Not that it's ALL bad. There are new, younger acts, that don't care about the system. Who are doing it for the love of it. Like Dispatch. Did you hear they did 110,000 at their GOING AWAY show? AND, most Americans never even knew they were HERE!
But if you don't know the power, the ATTRACTION, of great music, then you can't steer a major music corporation. Because you just don't GET IT!
You see music is like sex. It's mainly BETWEEN THE EARS!
Oh, ADVERTISERS will tell you it's about your complexion, your weight, your clothing, but really it's about your VIBE! What you RADIATE! What comes out of your CORE!

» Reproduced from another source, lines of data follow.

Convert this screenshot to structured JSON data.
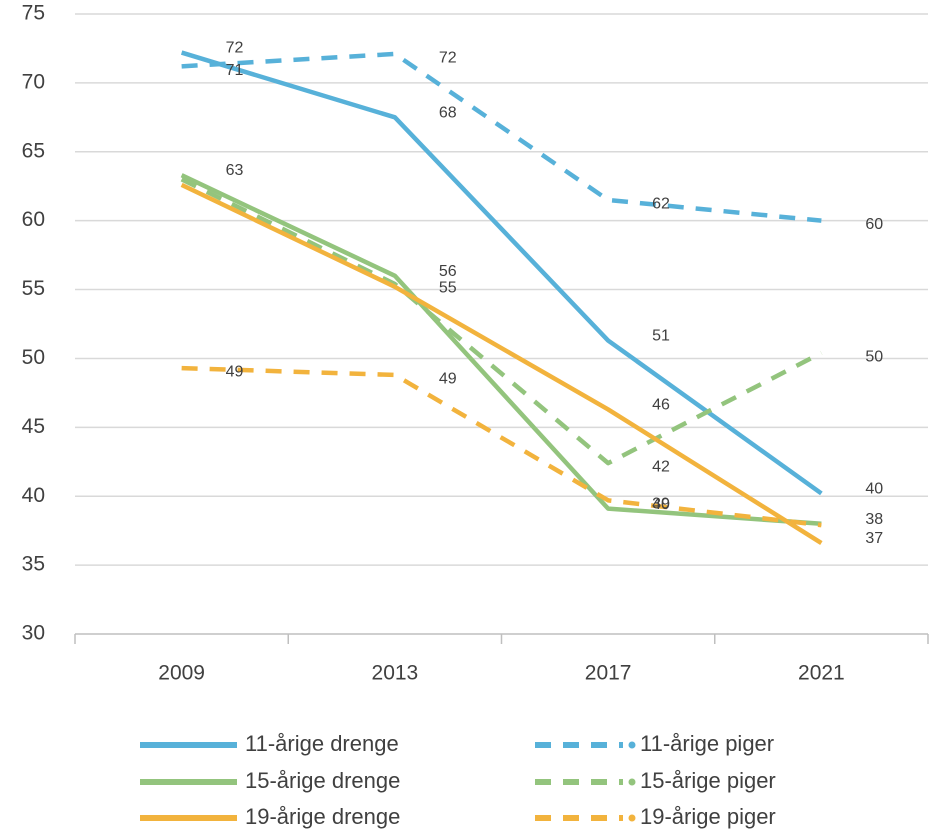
{
  "chart_data": {
    "type": "line",
    "categories": [
      "2009",
      "2013",
      "2017",
      "2021"
    ],
    "ylim": [
      30,
      75
    ],
    "yticks": [
      30,
      35,
      40,
      45,
      50,
      55,
      60,
      65,
      70,
      75
    ],
    "grid": true,
    "legend": "bottom",
    "series": [
      {
        "name": "11-årige drenge",
        "color": "#57b1d9",
        "dashed": false,
        "values": [
          72.2,
          67.5,
          51.3,
          40.2
        ],
        "value_labels": [
          "72",
          "68",
          "51",
          "40"
        ]
      },
      {
        "name": "11-årige piger",
        "color": "#57b1d9",
        "dashed": true,
        "values": [
          71.2,
          72.1,
          61.5,
          60.0
        ],
        "value_labels": [
          "71",
          "72",
          "62",
          "60"
        ]
      },
      {
        "name": "15-årige drenge",
        "color": "#93c47d",
        "dashed": false,
        "values": [
          63.3,
          56.0,
          39.1,
          38.0
        ],
        "value_labels": [
          "63",
          "56",
          "39",
          "38"
        ]
      },
      {
        "name": "15-årige piger",
        "color": "#93c47d",
        "dashed": true,
        "values": [
          63.0,
          55.4,
          42.4,
          50.4
        ],
        "value_labels": [
          null,
          "55",
          "42",
          "50"
        ]
      },
      {
        "name": "19-årige drenge",
        "color": "#f2b33d",
        "dashed": false,
        "values": [
          62.6,
          55.2,
          46.3,
          36.6
        ],
        "value_labels": [
          null,
          null,
          "46",
          "37"
        ]
      },
      {
        "name": "19-årige piger",
        "color": "#f2b33d",
        "dashed": true,
        "values": [
          49.3,
          48.8,
          39.7,
          37.9
        ],
        "value_labels": [
          "49",
          "49",
          "40",
          null
        ]
      }
    ]
  }
}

True artists speak from their core to yours. Hate to tell you Clive, but the label is just a MIDDLEMAN! Which is probably why all the tripe you sell nobody wants after its initial sales flourish. Whereas there are acts that NEVER had a hit whose records are still in demand THIRTY YEARS LATER!
Bruce Cockburn never really had a hit. But he's good enough that he's been able to maintain a career for DECADES!
And you never know...guys like this SURPRISE you. Suddenly they release records and they BLOW UP! And you can't really figure out why. Why NOW?
But one thing's for sure. People still want to SEE Bruce Cockburn. Because what he delivers live the modern acts don't.
Oh, Dave Matthews does. But ever notice that he always SELLS OUT!
People want to be touched. By music. There's an INCREDIBLE HUNGER amongst the populace. Obscured by a disinformation campaign led by the major labels and major media outlets. They tell us there's no demand for MUSIC! That people WANT tripe. That they REJECT quality.
I'd say they're keeping the real stuff from the peeps.
But the labels and media don't want the real stuff. Because real acts won't listen to the label, they won't appear at the radio show, they do what they want.
The era of real acts is returning. And those who will be left out are the scum at the major labels. Because they just don't GET IT! Oh, they THINK they do. Maybe they once did. But really, they're like Russians who joined the Communist Party because everybody else did. Whereas the rebels, the musicians, never gave in. A true musician NEVER sells out. Because this is the one and only thing he has, he doesn't want to FUCK WITH IT!
And until you realize it's about THIS, not remaking somebody for mass salability, you're FUCKED!